Action research, the way to go!

Today, all primary school teachers, who are diploma holders and below the age of 45, are given a chance to become degree holders. By the droves, they register at the various institutions that offer 'recognised' degree courses. With their friends, they attend classes and do assignments. Of course, there is a lot of plagiarism. They are expected to know better, being teachers, but what happens is that they are in the company of friends. They have to excel, they have deadlines to meet, they have stressful and time-consuming jobs at school and they need to graduate with their peers when the time comes. So the easiest and fastest way to get their work done is to 'plagiarise' in one form or another.
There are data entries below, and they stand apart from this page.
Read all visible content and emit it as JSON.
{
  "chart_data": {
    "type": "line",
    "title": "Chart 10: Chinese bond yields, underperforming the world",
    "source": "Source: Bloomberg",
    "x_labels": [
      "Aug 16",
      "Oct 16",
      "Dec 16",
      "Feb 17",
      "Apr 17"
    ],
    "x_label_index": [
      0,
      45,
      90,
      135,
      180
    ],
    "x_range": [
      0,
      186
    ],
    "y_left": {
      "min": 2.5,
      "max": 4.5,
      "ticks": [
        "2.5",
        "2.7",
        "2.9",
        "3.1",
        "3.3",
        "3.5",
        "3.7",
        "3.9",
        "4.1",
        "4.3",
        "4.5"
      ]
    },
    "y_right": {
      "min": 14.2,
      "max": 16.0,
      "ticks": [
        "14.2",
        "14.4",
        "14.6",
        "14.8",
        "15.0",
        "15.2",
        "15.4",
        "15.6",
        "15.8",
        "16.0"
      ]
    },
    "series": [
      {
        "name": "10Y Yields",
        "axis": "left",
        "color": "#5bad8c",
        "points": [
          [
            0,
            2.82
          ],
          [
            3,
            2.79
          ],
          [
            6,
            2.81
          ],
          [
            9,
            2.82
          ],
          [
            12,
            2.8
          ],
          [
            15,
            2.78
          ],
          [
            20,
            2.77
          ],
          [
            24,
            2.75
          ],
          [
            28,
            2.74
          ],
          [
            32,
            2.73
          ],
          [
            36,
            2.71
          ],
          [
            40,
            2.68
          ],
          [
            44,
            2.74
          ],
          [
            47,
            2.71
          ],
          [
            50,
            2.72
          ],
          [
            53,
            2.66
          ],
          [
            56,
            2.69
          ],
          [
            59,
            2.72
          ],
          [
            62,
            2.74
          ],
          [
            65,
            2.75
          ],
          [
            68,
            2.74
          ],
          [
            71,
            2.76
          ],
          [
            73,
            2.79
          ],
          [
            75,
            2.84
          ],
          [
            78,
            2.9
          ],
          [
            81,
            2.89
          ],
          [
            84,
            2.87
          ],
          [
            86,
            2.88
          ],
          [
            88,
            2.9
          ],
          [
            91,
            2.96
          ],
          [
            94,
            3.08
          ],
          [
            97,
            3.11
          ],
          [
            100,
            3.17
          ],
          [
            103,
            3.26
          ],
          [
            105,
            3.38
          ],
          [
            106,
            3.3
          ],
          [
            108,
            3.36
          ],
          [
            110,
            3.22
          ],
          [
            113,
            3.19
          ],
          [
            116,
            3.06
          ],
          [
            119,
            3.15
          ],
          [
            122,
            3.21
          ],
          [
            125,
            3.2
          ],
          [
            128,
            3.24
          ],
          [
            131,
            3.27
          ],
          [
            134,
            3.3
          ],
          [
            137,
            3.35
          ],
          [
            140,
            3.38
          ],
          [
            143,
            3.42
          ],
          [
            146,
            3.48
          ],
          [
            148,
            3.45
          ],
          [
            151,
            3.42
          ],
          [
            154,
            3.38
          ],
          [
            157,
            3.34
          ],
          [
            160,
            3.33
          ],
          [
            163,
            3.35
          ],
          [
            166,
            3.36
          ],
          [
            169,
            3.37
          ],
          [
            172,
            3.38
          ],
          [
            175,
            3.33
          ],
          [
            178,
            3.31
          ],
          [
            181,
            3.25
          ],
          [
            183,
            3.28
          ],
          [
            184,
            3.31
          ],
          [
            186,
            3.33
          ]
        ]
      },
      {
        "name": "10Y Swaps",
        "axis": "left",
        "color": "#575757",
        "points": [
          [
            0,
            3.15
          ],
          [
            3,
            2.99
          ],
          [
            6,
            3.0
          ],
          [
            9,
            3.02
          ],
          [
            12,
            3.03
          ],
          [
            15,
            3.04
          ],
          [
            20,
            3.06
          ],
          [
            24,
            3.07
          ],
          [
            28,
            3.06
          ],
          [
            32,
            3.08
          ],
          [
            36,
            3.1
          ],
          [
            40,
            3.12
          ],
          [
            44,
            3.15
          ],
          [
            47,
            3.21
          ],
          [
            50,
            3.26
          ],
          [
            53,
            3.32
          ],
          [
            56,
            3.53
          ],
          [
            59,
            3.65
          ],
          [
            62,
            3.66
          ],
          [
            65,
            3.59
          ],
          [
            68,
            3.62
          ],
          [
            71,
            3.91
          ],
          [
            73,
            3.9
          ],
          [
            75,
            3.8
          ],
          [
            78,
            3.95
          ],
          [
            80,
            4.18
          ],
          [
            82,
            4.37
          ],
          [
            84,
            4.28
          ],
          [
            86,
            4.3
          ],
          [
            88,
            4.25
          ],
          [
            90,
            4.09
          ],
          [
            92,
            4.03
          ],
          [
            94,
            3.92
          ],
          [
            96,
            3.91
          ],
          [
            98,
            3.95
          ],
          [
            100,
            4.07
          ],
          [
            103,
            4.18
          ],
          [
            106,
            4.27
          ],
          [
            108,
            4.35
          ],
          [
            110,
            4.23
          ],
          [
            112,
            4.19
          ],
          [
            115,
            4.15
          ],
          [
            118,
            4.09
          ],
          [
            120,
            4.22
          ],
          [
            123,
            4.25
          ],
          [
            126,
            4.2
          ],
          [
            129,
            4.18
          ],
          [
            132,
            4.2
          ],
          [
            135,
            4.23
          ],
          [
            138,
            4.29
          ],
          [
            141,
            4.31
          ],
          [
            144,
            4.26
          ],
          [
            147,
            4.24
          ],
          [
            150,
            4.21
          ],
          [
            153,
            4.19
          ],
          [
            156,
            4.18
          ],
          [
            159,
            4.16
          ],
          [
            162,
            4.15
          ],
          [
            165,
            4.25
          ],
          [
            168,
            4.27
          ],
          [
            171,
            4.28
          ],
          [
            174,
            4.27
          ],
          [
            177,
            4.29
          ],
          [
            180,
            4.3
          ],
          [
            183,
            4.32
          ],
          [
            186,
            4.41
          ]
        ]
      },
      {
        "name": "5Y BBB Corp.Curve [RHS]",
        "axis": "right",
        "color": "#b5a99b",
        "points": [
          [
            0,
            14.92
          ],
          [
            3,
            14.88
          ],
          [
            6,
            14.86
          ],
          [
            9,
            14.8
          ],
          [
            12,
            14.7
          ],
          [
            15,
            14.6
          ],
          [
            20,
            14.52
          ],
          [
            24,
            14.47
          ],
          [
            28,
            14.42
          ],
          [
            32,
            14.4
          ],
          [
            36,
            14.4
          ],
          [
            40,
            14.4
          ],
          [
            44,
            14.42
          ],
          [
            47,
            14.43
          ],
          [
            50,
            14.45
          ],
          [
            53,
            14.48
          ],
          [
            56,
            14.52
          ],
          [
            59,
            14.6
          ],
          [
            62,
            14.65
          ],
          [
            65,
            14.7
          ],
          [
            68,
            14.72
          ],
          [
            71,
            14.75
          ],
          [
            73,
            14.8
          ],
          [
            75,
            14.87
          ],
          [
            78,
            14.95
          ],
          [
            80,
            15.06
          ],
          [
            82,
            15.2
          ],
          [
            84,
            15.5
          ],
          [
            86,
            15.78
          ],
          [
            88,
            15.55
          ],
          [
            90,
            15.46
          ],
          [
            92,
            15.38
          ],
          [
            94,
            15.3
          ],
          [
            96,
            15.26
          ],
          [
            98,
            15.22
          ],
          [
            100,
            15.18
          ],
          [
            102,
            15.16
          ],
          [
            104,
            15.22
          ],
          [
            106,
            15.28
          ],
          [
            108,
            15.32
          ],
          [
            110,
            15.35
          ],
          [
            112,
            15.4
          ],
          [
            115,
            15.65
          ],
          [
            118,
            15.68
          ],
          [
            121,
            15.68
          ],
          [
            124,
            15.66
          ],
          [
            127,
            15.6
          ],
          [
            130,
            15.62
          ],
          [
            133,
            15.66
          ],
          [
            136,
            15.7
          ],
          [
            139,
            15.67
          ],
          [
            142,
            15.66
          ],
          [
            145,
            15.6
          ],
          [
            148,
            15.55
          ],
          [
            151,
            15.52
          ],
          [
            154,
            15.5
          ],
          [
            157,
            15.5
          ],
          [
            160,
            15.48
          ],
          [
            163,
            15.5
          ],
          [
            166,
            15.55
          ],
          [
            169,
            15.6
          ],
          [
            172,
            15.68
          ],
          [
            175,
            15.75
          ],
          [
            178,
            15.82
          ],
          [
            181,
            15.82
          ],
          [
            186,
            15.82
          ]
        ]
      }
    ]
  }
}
In the first place, most of these teachers do not have the calibre to be graduates. They may have the years of teaching experience but when they were accepted for the diploma courses in education, it was because they were not eligible for degree courses. How is it that now, after a few years, they are eligible? Does teaching experience alone qualify one to be more eligible to become a graduate?

Instead of generalising and making all teachers graduates, it would be more beneficial for the teachers (and their students) if they were sent for training to improve their individual basic skills, to improve their teaching methodology, to change their mindset, to make them more creative so that these skills could be passed down to their students over the years. With all their existing pressures as teachers, simply undertaking an academic course and making them graduates will not benefit the children that they are teaching.

What would be more practical would be to get existing teachers to carry out action research in the classroom so that their concept of education, their attitude of service and their sense of creativity will be developed and nurtured. A teacher working under the guise of a degree-holder will not change the world. His personal sense of self-improvement needs to be revamped so that he will be able to move mountains!

Action-research would help the teachers to reflect on their own teaching methods with the group of students that they have. Through continuous reflection, supervision and discussion with others teaching a similar subject or the same calibre of students, the time the teacher spends in the classroom can be of greater quality.

This is what the Ministry of Education in the Malaysian government should be advocating. At present, it envisions that by merely allowing all teachers in the profession to become graduates it will improve the image of the teaching profession. However, the teachers are wearing themselves out by trying to fulfil the demands of the course they are undertaking and carrying out their teaching tasks while the stakeholders, namely the students, will continue to be the victims of the education system. In the long run, no one will benefit!